60 MINUTES/Vanity Fair Music Poll: Americans Still Listen To The Radio
Americans would rather take their daughters to see Taylor Swift than Miley Cyrus or Justin Bieber. Many agree this decade has the worst music in the 45 years since Woodstock. Baby Boomers would prefer their children study The Beatles than Mozart. And 49 percent say they still listen to the radio. That’s what Americans are saying in the 60 MINUTES/Vanity Fair music poll, the results of which can be found in the May issue of Vanity Fair, or at or
      If forced to, Americans are more likely to choose Taylor Swift as the artist whose concert they’d most like to see with their daughters from a list of five artists popular among teenaged girls. Thirty-nine percent pick Swift, ahead of Katy Perry (26 percent) and the pop boy band One Direction (11 percent). Last on the list are two performers who have recently taken on a less squeaky-clean image than they had when they first began. Just 5 percent pick Disney-darling-turned-twerker Miley Cyrus, and just 3 percent pick Canadian pop star Justin Bieber, who has been arrested twice in recent months for various legal offenses.
      Which decade had the worst music in 45 years? Americans think it has never been worse than this decade, even with just four years to choose from. 42 percent say “this decade” has the worst music, far ahead of (or behind) the 2000s (15 percent), the 1990s (13 percent), the 1980s (14 percent), or the 1970s (12 percent).
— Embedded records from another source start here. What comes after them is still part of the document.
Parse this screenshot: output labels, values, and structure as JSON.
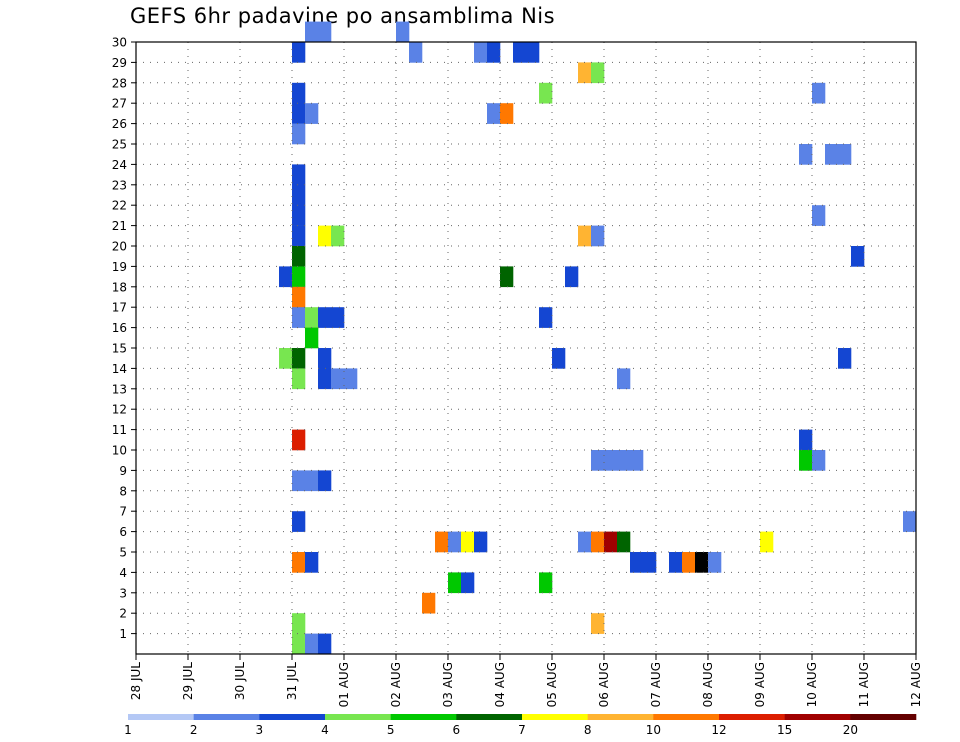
{
  "chart_data": {
    "type": "heatmap",
    "title": "GEFS 6hr padavine po ansamblima Nis",
    "x_tick_labels": [
      "28 JUL",
      "29 JUL",
      "30 JUL",
      "31 JUL",
      "01 AUG",
      "02 AUG",
      "03 AUG",
      "04 AUG",
      "05 AUG",
      "06 AUG",
      "07 AUG",
      "08 AUG",
      "09 AUG",
      "10 AUG",
      "11 AUG",
      "12 AUG"
    ],
    "y_tick_labels": [
      "1",
      "2",
      "3",
      "4",
      "5",
      "6",
      "7",
      "8",
      "9",
      "10",
      "11",
      "12",
      "13",
      "14",
      "15",
      "16",
      "17",
      "18",
      "19",
      "20",
      "21",
      "22",
      "23",
      "24",
      "25",
      "26",
      "27",
      "28",
      "29",
      "30"
    ],
    "ylim": [
      0,
      30
    ],
    "x_unit": "day index (0 = 28 JUL)",
    "grid": true,
    "colorbar": {
      "labels": [
        "1",
        "2",
        "3",
        "4",
        "5",
        "6",
        "7",
        "8",
        "10",
        "12",
        "15",
        "20"
      ],
      "colors": [
        "#b4c8f5",
        "#5a82e6",
        "#1446d2",
        "#78e650",
        "#00c800",
        "#006400",
        "#ffff00",
        "#ffb432",
        "#ff7800",
        "#dc1e00",
        "#a00000",
        "#640000"
      ]
    },
    "cells": [
      [
        3.25,
        30,
        1
      ],
      [
        3.5,
        30,
        1
      ],
      [
        5.0,
        30,
        1
      ],
      [
        3.0,
        29,
        2
      ],
      [
        5.25,
        29,
        1
      ],
      [
        6.5,
        29,
        1
      ],
      [
        6.75,
        29,
        2
      ],
      [
        7.25,
        29,
        2
      ],
      [
        7.5,
        29,
        2
      ],
      [
        8.5,
        28,
        7
      ],
      [
        8.75,
        28,
        3
      ],
      [
        3.0,
        27,
        2
      ],
      [
        7.75,
        27,
        3
      ],
      [
        13.0,
        27,
        1
      ],
      [
        3.0,
        26,
        2
      ],
      [
        3.25,
        26,
        1
      ],
      [
        6.75,
        26,
        1
      ],
      [
        7.0,
        26,
        8
      ],
      [
        3.0,
        25,
        1
      ],
      [
        12.75,
        24,
        1
      ],
      [
        13.25,
        24,
        1
      ],
      [
        13.5,
        24,
        1
      ],
      [
        3.0,
        23,
        2
      ],
      [
        3.0,
        22,
        2
      ],
      [
        3.0,
        21,
        2
      ],
      [
        13.0,
        21,
        1
      ],
      [
        3.0,
        20,
        2
      ],
      [
        3.5,
        20,
        6
      ],
      [
        3.75,
        20,
        3
      ],
      [
        8.5,
        20,
        7
      ],
      [
        8.75,
        20,
        1
      ],
      [
        3.0,
        19,
        5
      ],
      [
        13.75,
        19,
        2
      ],
      [
        2.75,
        18,
        2
      ],
      [
        3.0,
        18,
        4
      ],
      [
        7.0,
        18,
        5
      ],
      [
        8.25,
        18,
        2
      ],
      [
        3.0,
        17,
        8
      ],
      [
        3.0,
        16,
        1
      ],
      [
        3.25,
        16,
        3
      ],
      [
        3.5,
        16,
        2
      ],
      [
        3.75,
        16,
        2
      ],
      [
        7.75,
        16,
        2
      ],
      [
        3.25,
        15,
        4
      ],
      [
        2.75,
        14,
        3
      ],
      [
        3.0,
        14,
        5
      ],
      [
        3.5,
        14,
        2
      ],
      [
        8.0,
        14,
        2
      ],
      [
        13.5,
        14,
        2
      ],
      [
        3.0,
        13,
        3
      ],
      [
        3.5,
        13,
        2
      ],
      [
        3.75,
        13,
        1
      ],
      [
        4.0,
        13,
        1
      ],
      [
        9.25,
        13,
        1
      ],
      [
        3.0,
        10,
        9
      ],
      [
        12.75,
        10,
        2
      ],
      [
        8.75,
        9,
        1
      ],
      [
        9.0,
        9,
        1
      ],
      [
        9.25,
        9,
        1
      ],
      [
        9.5,
        9,
        1
      ],
      [
        12.75,
        9,
        4
      ],
      [
        13.0,
        9,
        1
      ],
      [
        3.0,
        8,
        1
      ],
      [
        3.25,
        8,
        1
      ],
      [
        3.5,
        8,
        2
      ],
      [
        3.0,
        6,
        2
      ],
      [
        14.75,
        6,
        1
      ],
      [
        5.75,
        5,
        8
      ],
      [
        6.0,
        5,
        1
      ],
      [
        6.25,
        5,
        6
      ],
      [
        6.5,
        5,
        2
      ],
      [
        8.5,
        5,
        1
      ],
      [
        8.75,
        5,
        8
      ],
      [
        9.0,
        5,
        10
      ],
      [
        9.25,
        5,
        5
      ],
      [
        12.0,
        5,
        6
      ],
      [
        3.0,
        4,
        8
      ],
      [
        3.25,
        4,
        2
      ],
      [
        9.5,
        4,
        2
      ],
      [
        9.75,
        4,
        2
      ],
      [
        10.25,
        4,
        2
      ],
      [
        10.5,
        4,
        8
      ],
      [
        10.75,
        4,
        12
      ],
      [
        11.0,
        4,
        1
      ],
      [
        6.0,
        3,
        4
      ],
      [
        6.25,
        3,
        2
      ],
      [
        7.75,
        3,
        4
      ],
      [
        5.5,
        2,
        8
      ],
      [
        3.0,
        1,
        3
      ],
      [
        8.75,
        1,
        7
      ],
      [
        3.0,
        0,
        3
      ],
      [
        3.25,
        0,
        1
      ],
      [
        3.5,
        0,
        2
      ]
    ]
  }
}
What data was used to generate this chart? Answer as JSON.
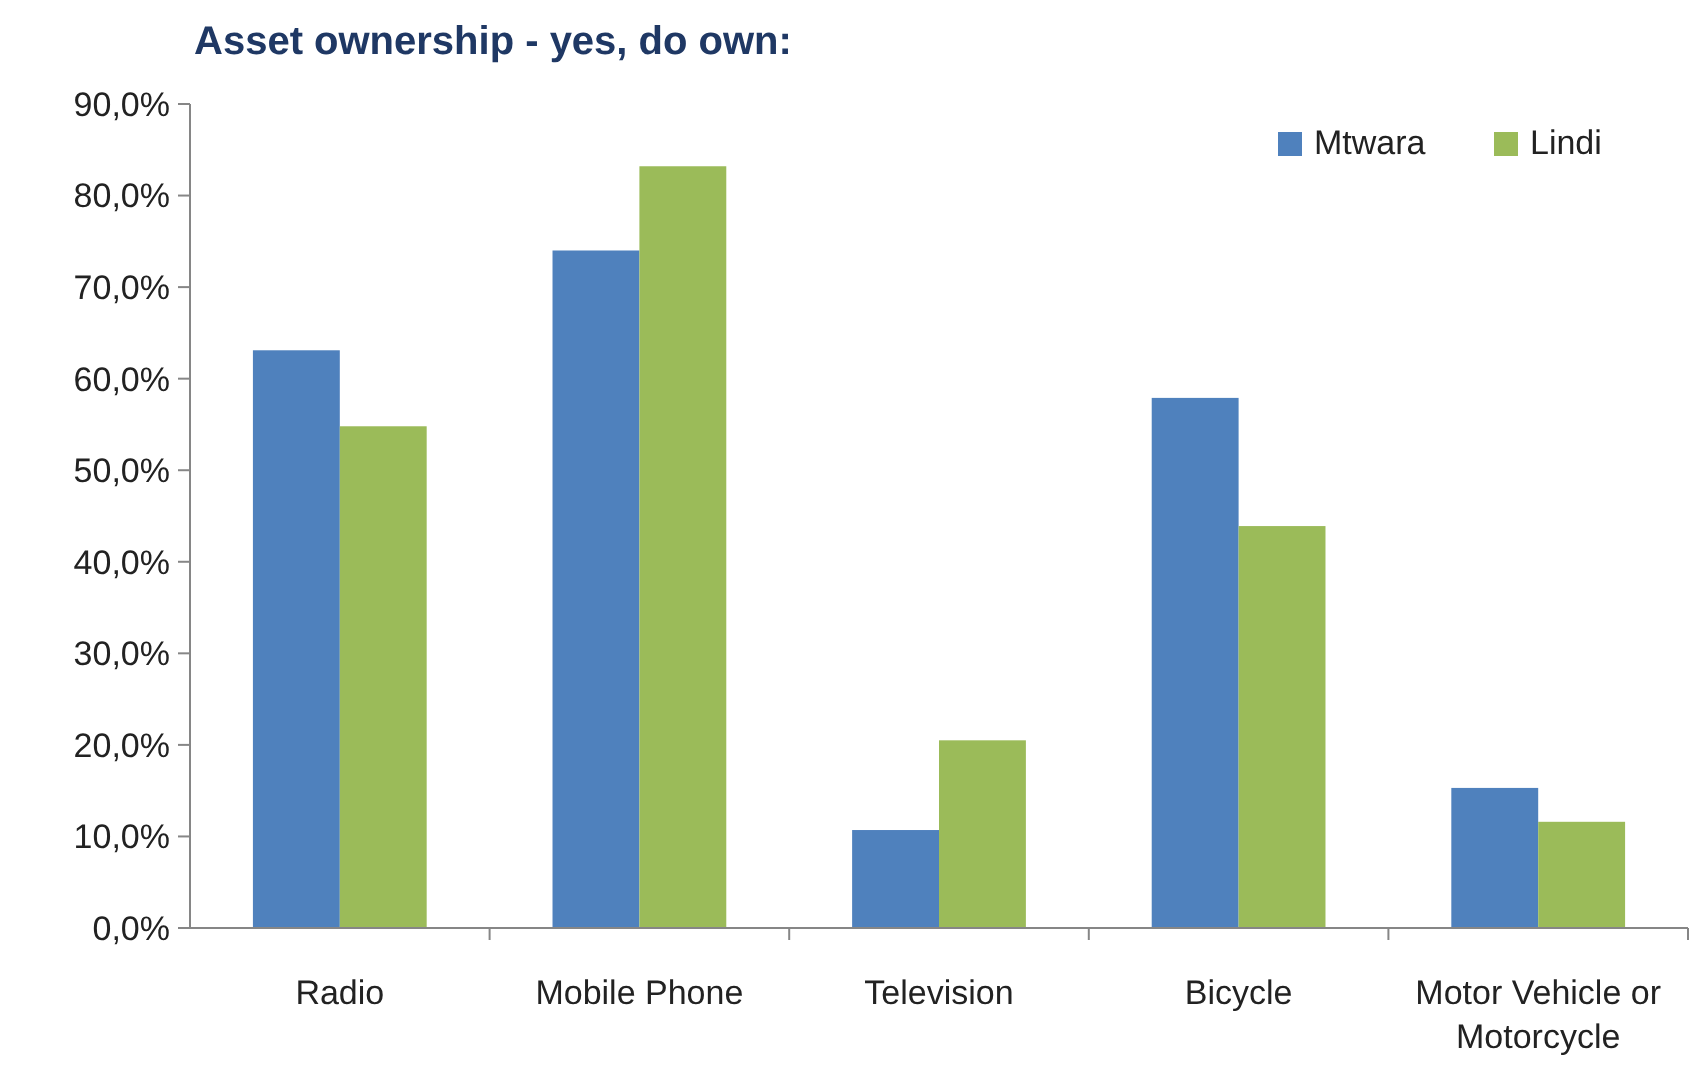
{
  "chart_data": {
    "type": "bar",
    "title": "Asset ownership - yes, do own:",
    "categories": [
      "Radio",
      "Mobile Phone",
      "Television",
      "Bicycle",
      "Motor Vehicle or Motorcycle"
    ],
    "series": [
      {
        "name": "Mtwara",
        "color": "#4f81bd",
        "values": [
          63.1,
          74.0,
          10.7,
          57.9,
          15.3
        ]
      },
      {
        "name": "Lindi",
        "color": "#9bbb59",
        "values": [
          54.8,
          83.2,
          20.5,
          43.9,
          11.6
        ]
      }
    ],
    "ylim": [
      0,
      90
    ],
    "yticks": [
      {
        "value": 0,
        "label": "0,0%"
      },
      {
        "value": 10,
        "label": "10,0%"
      },
      {
        "value": 20,
        "label": "20,0%"
      },
      {
        "value": 30,
        "label": "30,0%"
      },
      {
        "value": 40,
        "label": "40,0%"
      },
      {
        "value": 50,
        "label": "50,0%"
      },
      {
        "value": 60,
        "label": "60,0%"
      },
      {
        "value": 70,
        "label": "70,0%"
      },
      {
        "value": 80,
        "label": "80,0%"
      },
      {
        "value": 90,
        "label": "90,0%"
      }
    ],
    "grid": false,
    "legend": "top right"
  }
}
Nor is it simply a matter of nostalgia for older Americans: those under 30 are also most likely to think that this decade, at least so far, has had the worst music since 1970.
      If they could have their child study the music of just one artist, Americans are divided between classical and rock. 33 percent say they would pick the Beatles as the one artist they would have their child study, while nearly as many—32 percent—choose composer Wolfgang Amadeus Mozart.  These are the top two choices from a list that also includes Michael Jackson (14 percent), Billie Holiday (9 percent), and Jay Z (5 percent).  Baby Boomers, those ages 45 to 64, pick The Beatles (40%) over Mozart (27%).
      Even with all the new ways one can listen to music, it’s the radio that Americans turn to the most. Forty-nine percent of Americans say they listen to music most often on the radio, more than every other method combined. A distant second choice are digital music services like Spotify, Pandora, or (17 percent), which in turn are more listened to than iPhones, iPods, or other mp3 players (15 percent). CDs are now picked by just 9 percent of Americans as the way they listen to music the most. 6% most often listen to mp3s on their computer, while just 1 percent of Americans most often listen to music on those spiral-grooved, rotating disks that produce analogue sound—vinyl records. Radio is king now, but change may be afoot. While older Americans listen to radio most often, it comes in only third among Americans under the age of 35 (24 percent). Instead, the top choice among Americans aged 18-34 is some form of digital music service (35 percent) followed by iPhones, iPods, and mp3 players (29 percent).